Weighted probability with long doubles

Question

I am working with an array of roughly 2000 elements in C++.

Each element represents the probability of that element being selected randomly.

I then have convert this array into a cumulative array, with the intention of using this to work out which element to choose when a dice is rolled.

Example array: {1,2,3,4,5}

Example cumulative array: {1,3,6,10,15}

I want to be able to select 3 in the cumulative array when numbers 3, 4 or 5 are rolled.

The added complexity is that my array is made up of long doubles. Here's an example of a few consecutive elements:

0.96930161525189592646367317541056252139242133125662803649902343750 0.96941377254127855667142910078837303444743156433105468750000000000 0.96944321382974149711383993199831365927821025252342224121093750000 0.96946143938926617454089618153290075497352518141269683837890625000 0.96950069444055009509463721739663810694764833897352218627929687500 0.96951751803395748961766908990966840065084397792816162109375000000

This could be a terrible way of doing weighted probabilities with this data set, so I'm open to any suggestions of better ways of working this out.

Answer 1

You can use partial_sum:

unsigned int SIZE = 5;
int array[SIZE] = {1,2,3,4,5};
int partials[SIZE] = {0};

partial_sum(array, array+SIZE, partials);
// partials is now {1,3,6,10,15}

The value you want from the array is available from the partial sums:

12 == array[2] + array[3] + array[4];

12 == partials[4] - partials[1];

The total is obviously the last value in the partial sums:

15 == partial[4];

Answer 2

consider storing the information as an integer numerator and denominator so that there is no loss of precision until the final step.

Answer 3

You can actually do this using stream selection without having to compute an array of partial sums. Here's code I have for this in Java:

public static int selectRandomWeighted(double[] wts, Random rnd) {
    int selected = 0;
    double total = wts[0];

    for( int i = 1; i < wts.length; i++ ) {
        total += wts[i];

        if( rnd.nextDouble() <= (wts[i] / total)) {
            selected = i;
        }
    }

    return selected;        
}

The above could potentially be further improved using Kahan summation if you want to preserve as many digits of accuracy in the sum as possible.

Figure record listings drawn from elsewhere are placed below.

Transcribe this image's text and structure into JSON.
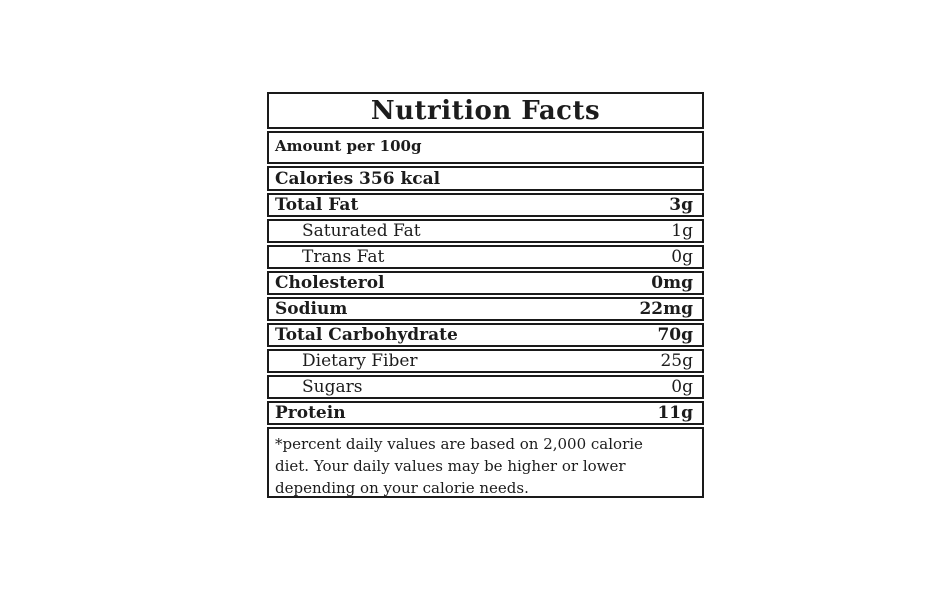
{
  "label": {
    "title": "Nutrition Facts",
    "serving": "Amount per 100g",
    "calories": "Calories 356 kcal",
    "rows": [
      {
        "label": "Total Fat",
        "value": "3g"
      },
      {
        "label": "Saturated Fat",
        "value": "1g"
      },
      {
        "label": "Trans Fat",
        "value": "0g"
      },
      {
        "label": "Cholesterol",
        "value": "0mg"
      },
      {
        "label": "Sodium",
        "value": "22mg"
      },
      {
        "label": "Total Carbohydrate",
        "value": "70g"
      },
      {
        "label": "Dietary Fiber",
        "value": "25g"
      },
      {
        "label": "Sugars",
        "value": "0g"
      },
      {
        "label": "Protein",
        "value": "11g"
      }
    ],
    "footnote_lines": [
      "*percent daily values are based on 2,000 calorie",
      "diet. Your daily values may be higher or lower",
      "depending on your calorie needs."
    ],
    "colors": {
      "border": "#1a1a1a",
      "text": "#1c1c1c",
      "background": "#ffffff"
    }
  }
}
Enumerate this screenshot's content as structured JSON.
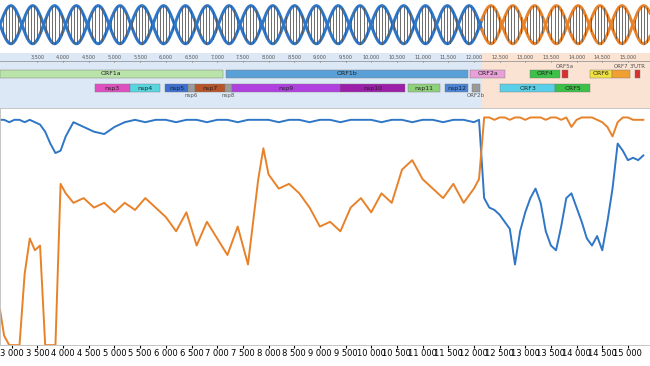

However, if you want to draw from this array repeatedly, then pre-computing an array of partial sums and using binary search to find the right index will be faster.

Answer 4

Ok I think I've solved this one.

I just did a binary split search, but instead of just having

if (arr[middle] == value)

I added in an OR

if (arr[middle] == value || (arr[middle] < value && arr[middle+1] > value))

This seems to handle it in the way I was hoping for.